Updated: Jun 13
The one thing that strikes me most about the current Covid-19 pandemic is the impact it will have on mental health and whether that will be a larger pandemic in itself.
In a survey conducted by the mental health charity YoungMinds, 67% of parents and carers are concerned about the impact the pandemic is having on their children’s mental health. And if the parents are worrying about their children, will their own mental health become impaired too?
Anxiety disorders are already the most common mental disorders worldwide. Coupled with a worldwide lockdown due to a fast spreading virus, I can imagine that cases have already and will continue to rise, specifically with regards to health anxiety.
We have already seen the panic buying that brought our supermarkets to a halt at the beginning of this new era, which, whilst entirely unhelpful and what some would call selfish, was a panic response to the situation. Our primitive mind is designed to panic in a life or death situation, and to some, the very real fear of not knowing when they would have access to food in the near future, caused a reactive response to hunt and gather like our ancestors.
Something else to consider is the encouragement to constantly wash our hands and use hand sanitisers. Whilst it is of course great to be hygienic, handwashing has stepped up to a different level, and that, along with the fear that our post/packages/food etc. are all contaminated, could lead to a spike in cases of OCD once everything is back to ‘normal'.
There is also an underlying suggestion that we should all be making great use of our time in lockdown, learning a new language, craft, or skill. For some, this is far from achievable and just getting through the weeks is hard enough. There is almost a competitive edge to it, leaving some feeling unmotivated or that their time during lockdown has been wasted as they emerge with no accolades worth noting.
It may be difficult for some to get back to ‘normal’ after locking the world out for so long, especially if they are prone to depression or agoraphobia. For these people, the thought of staying at home for a continuous period was probably a welcome change. But will that make it harder when it comes to having to return to work/life as we once knew it?
All in all, I wonder if the mental health implications be a far larger pandemic than Covid-19 ever was?...

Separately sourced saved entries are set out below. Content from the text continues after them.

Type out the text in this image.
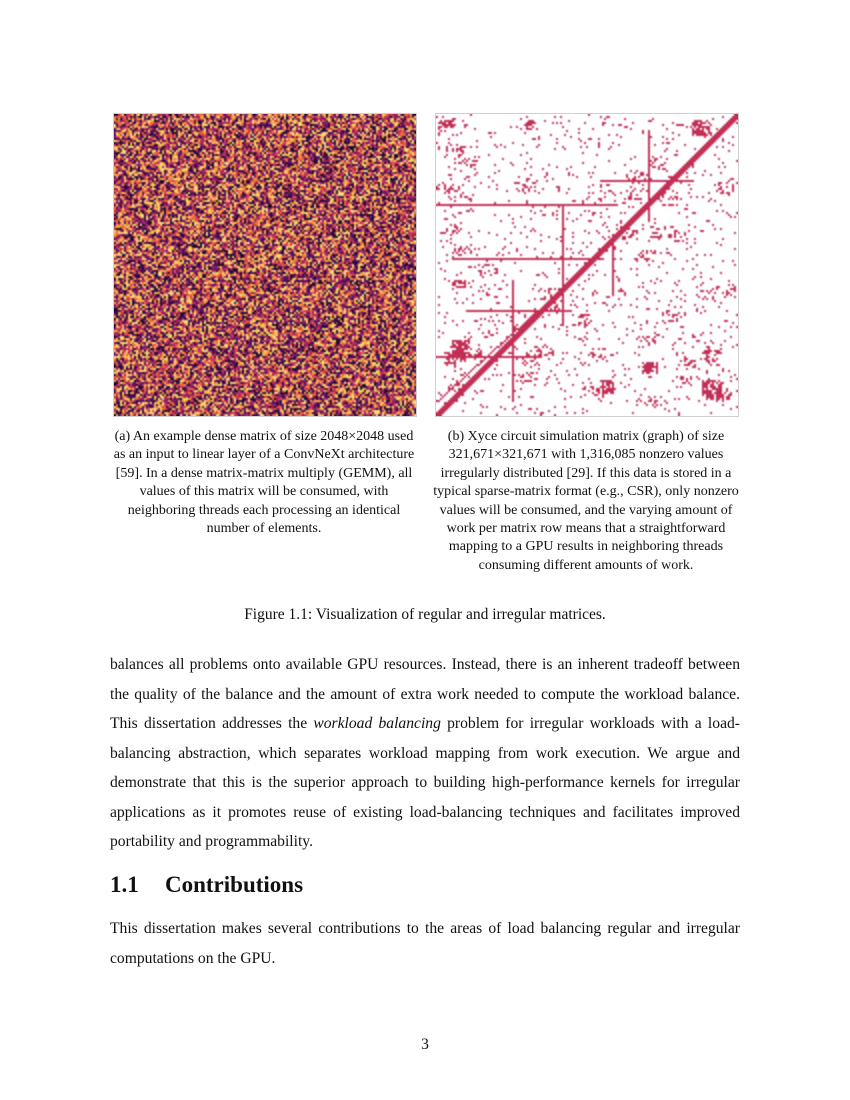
(a) An example dense matrix of size 2048×2048 used as an input to linear layer of a ConvNeXt architecture [59]. In a dense matrix-matrix multiply (GEMM), all values of this matrix will be consumed, with neighboring threads each processing an identical number of elements.
(b) Xyce circuit simulation matrix (graph) of size 321,671×321,671 with 1,316,085 nonzero values irregularly distributed [29]. If this data is stored in a typical sparse-matrix format (e.g., CSR), only nonzero values will be consumed, and the varying amount of work per matrix row means that a straightforward mapping to a GPU results in neighboring threads consuming different amounts of work.
Figure 1.1: Visualization of regular and irregular matrices.

balances all problems onto available GPU resources. Instead, there is an inherent tradeoff between the quality of the balance and the amount of extra work needed to compute the workload balance. This dissertation addresses the workload balancing problem for irregular workloads with a load-balancing abstraction, which separates workload mapping from work execution. We argue and demonstrate that this is the superior approach to building high-performance kernels for irregular applications as it promotes reuse of existing load-balancing techniques and facilitates improved portability and programmability.

1.1 Contributions

This dissertation makes several contributions to the areas of load balancing regular and irregular computations on the GPU.

3
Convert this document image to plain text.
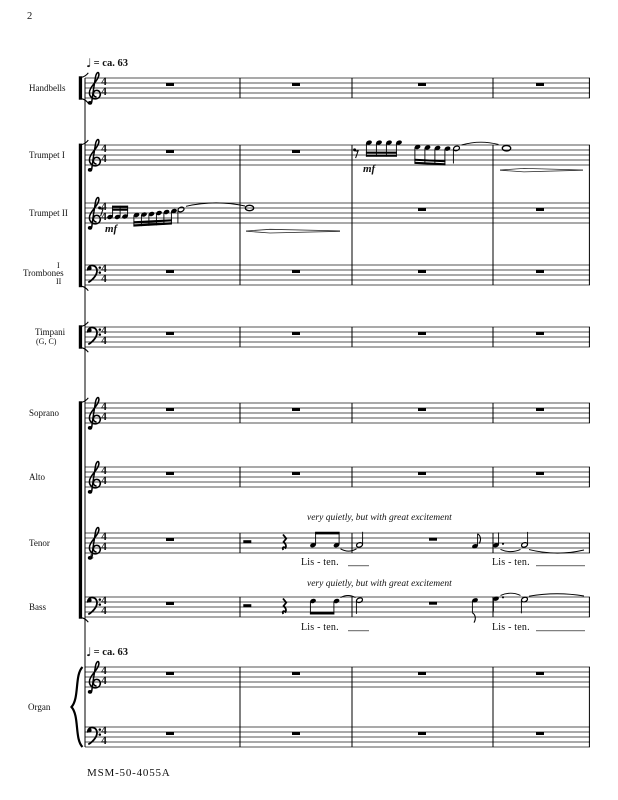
2
♩ = ca. 63
♩ = ca. 63
Handbells
Trumpet I
Trumpet II
I
Trombones
II
Timpani
(G, C)
Soprano
Alto
Tenor
Bass
Organ
8
4
4
4
4
4
4
4
4
4
4
4
4
4
4
4
4
4
4
4
4
4
4
mf
mf
very quietly, but with great excitement
very quietly, but with great excitement
Lis - ten.	Lis - ten.
Lis - ten.	Lis - ten.
MSM-50-4055A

There is good news though - latest neuroscience suggests that positive action, positive interaction and positive thinking can help counteract those negative thought patterns and create new neural pathways in your brain, allowing you to live a life you love, free from the anxiety and self-limiting doubts.
Solution focused hypnotherapy gives you the tools to do just that and make those positive changes in your life to help you live the life you want and be the best version of you.
*Please note that these are purely my personal musings.